August 8th. One year ago today, I started a brand new job – in a brand new role for the university – at Boston College. A few weeks before that, I shared some words to try to highlight the significance of that job for me. It was my dream job. Literally. I had dreamt about creating a program like the one I’d soon be responsible for bringing to BC. It still gives me goosebumps, and I still feel the awe and joy and anticipation when I go back to that place in my mind. But I also feel the intensity of the bittersweet. I had found my other dream job in the year leading up to this new endeavor, and I still feel deep empathy for the me that had to choose to give up counseling when she had so recently discovered her passion for it. And now, looking back on it all, I am overwhelmed with the complexity of all the confounding emotions. Pride, joy, awe. Sadness, shame, guilt. Appreciation. Confusion. Relief.
Because one year later, we are in a very different place. Different circumstances, different environment, different priorities. Different STATE (literally and figuratively). God, what a year can do in unraveling your future plans and timelines. What a year can do in teaching you what you need to know about yourself. In putting you on the path to get to whatever is next for your journey.

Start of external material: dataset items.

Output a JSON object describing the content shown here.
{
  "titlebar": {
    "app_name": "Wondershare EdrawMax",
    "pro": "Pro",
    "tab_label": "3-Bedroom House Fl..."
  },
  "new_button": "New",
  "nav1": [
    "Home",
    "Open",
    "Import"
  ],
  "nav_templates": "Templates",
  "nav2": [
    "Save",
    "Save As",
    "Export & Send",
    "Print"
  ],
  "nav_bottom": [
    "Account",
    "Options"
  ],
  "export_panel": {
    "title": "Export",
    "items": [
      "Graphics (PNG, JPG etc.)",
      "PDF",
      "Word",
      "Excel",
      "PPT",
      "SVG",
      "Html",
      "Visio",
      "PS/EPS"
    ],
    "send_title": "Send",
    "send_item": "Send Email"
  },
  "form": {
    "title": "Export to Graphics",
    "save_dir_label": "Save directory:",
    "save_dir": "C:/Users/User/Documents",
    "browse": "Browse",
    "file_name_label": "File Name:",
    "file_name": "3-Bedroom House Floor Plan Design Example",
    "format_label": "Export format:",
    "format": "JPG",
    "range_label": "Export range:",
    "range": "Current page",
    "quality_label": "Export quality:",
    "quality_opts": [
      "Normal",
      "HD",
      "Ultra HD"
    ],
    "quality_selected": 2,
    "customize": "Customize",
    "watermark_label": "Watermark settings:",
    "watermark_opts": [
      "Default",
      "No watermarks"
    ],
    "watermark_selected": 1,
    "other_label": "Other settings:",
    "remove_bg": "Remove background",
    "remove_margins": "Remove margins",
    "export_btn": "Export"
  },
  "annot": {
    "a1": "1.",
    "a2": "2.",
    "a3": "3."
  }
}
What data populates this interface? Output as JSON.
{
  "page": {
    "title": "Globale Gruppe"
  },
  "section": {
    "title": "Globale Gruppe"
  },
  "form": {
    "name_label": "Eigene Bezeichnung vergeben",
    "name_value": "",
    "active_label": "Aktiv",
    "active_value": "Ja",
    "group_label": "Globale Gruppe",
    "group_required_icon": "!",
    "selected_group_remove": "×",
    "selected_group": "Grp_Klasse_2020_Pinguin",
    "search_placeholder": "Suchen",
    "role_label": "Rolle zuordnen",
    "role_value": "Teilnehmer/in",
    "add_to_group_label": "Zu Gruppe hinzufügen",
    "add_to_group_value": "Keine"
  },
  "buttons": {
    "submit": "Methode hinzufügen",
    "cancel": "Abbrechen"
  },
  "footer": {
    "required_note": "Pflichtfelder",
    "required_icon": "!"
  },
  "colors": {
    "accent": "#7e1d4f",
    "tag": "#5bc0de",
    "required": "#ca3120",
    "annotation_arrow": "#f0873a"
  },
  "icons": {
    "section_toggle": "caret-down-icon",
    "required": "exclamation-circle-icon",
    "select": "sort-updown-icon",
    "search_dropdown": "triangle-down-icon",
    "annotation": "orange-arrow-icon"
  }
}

It is hard, trying to feel all these feelings that are muddled and difficult to extrapolate. To identify each on its own – to give it the space it deserves – to be acknowledged, to be felt, to be moved through, is hard. What feels harder is doing so with the additional weight of uncertainty. The added pressure, the unforgiving nature of these loud inner critics. What’s next, again?
I can’t answer that. Oof, the wave of shame that rolls up as I type that. I don’t know what’s next. I know what I feel like I’m supposed to do, what would be “the right thing”. And that this isn’t necessarily what’s actually right, for me. I also know what I want to feel in whatever is next. Learning how to pay attention to that, to prioritize that, has become a guiding light. Here are some more things I know:
- Life is too damn short to spend your one wild and precious life feeling lost, feeling depleted, feeling burdened, especially when you know there are other things that would nourish your soul in ways that you are missing at present.
- It is up to YOU, and only you, to make your life what you want it to be. There are so many things that are outside of our control, so many things that are unfair and terrible and awful, but the one constant we can control is deciding how we are going to show up. I am the only one who can truly understand what it’s like to live in this world in my shoes – I am the only one who can feel what comes up as I live this life. I owe it to myself to pack my life full of as many moments as possible that give me peace, serenity, joy, awe, curiosity, wonder. I will need them to motivate me to keep going when shit hits the fan, when the darkness of the trenches envelops me in its cruel hold.
- Health and wellness is a forever commitment. It is not something you master once and then are done. It is a lifestyle. It is so many things, but it is impossible to be healthy and well if you are not nourishing your system in multiple domains. I need to be learning, to be challenged, to be working towards something, to keep my mind healthy. I need sleep, movement, fresh air, & nutritious meals to keep my body healthy. I need to be in nature, to connect with other people, and to myself, to keep my soul healthy. And so much more. When any one of these domains is lacking, I am not my best self.
- I am no longer willing to prioritize accomplishments and accolades over my own health and wellness. I know there will be times when I will make sacrifices, that’s not what I’m saying here – but I am committed to remembering that I cannot do any good for anyone else if I’m not caring for myself.
- I know that there’s a whole lot I do not know. I know I am still grieving a lot of things, and that it’s clouding a lot of aspects of my life right now. I know that purpose and hope are important to me, even if I don’t know what form they are going to take in whatever’s next. I know I am not done learning. I know I’m not done growing, done changing, done becoming the most embodied version of me I can be. I know I’m not done exploring. There is so. much. to explore.
While I don’t know what’s next, I do know what’s not next. And sometimes, the very best thing we can do for ourselves is make the conscious effort to avoid not this.
Elizabeth Gilbert said it best. I’ve come back to her whole piece SO. MANY. TIMES. over the last six months, but here’s just a snippet of it to conclude my thoughts:
“If you keep ignoring the voices within you that say NOT THIS, just because you don’t know what to do, instead…you may end up stuck in NOT THIS forever.
You don’t need to know where you are going to admit that where you are standing right now is wrong.
The bravest thing to say can be these two words.
What comes next?
I don’t know. You don’t know. Nobody knows. It might be worse. It might be better. But whatever it is…? It’s NOT THIS”.
Wherever you’re at on your journey, whatever challenges or opportunities or decisions lie at your feet, I hope you can take a moment to have a little grace for yourself.
Deep breath.
Again.
One more time.
You got this. We got this. I am excited to see what’s next – just as much as, maybe a little more than, I am terrified at the uncertainty of it. And I am holding the appreciation for that paradox so close because it reminds me that trusting my intuition is a magical, life-changing skill that deserves to continue to be strengthened. I hope you can, too.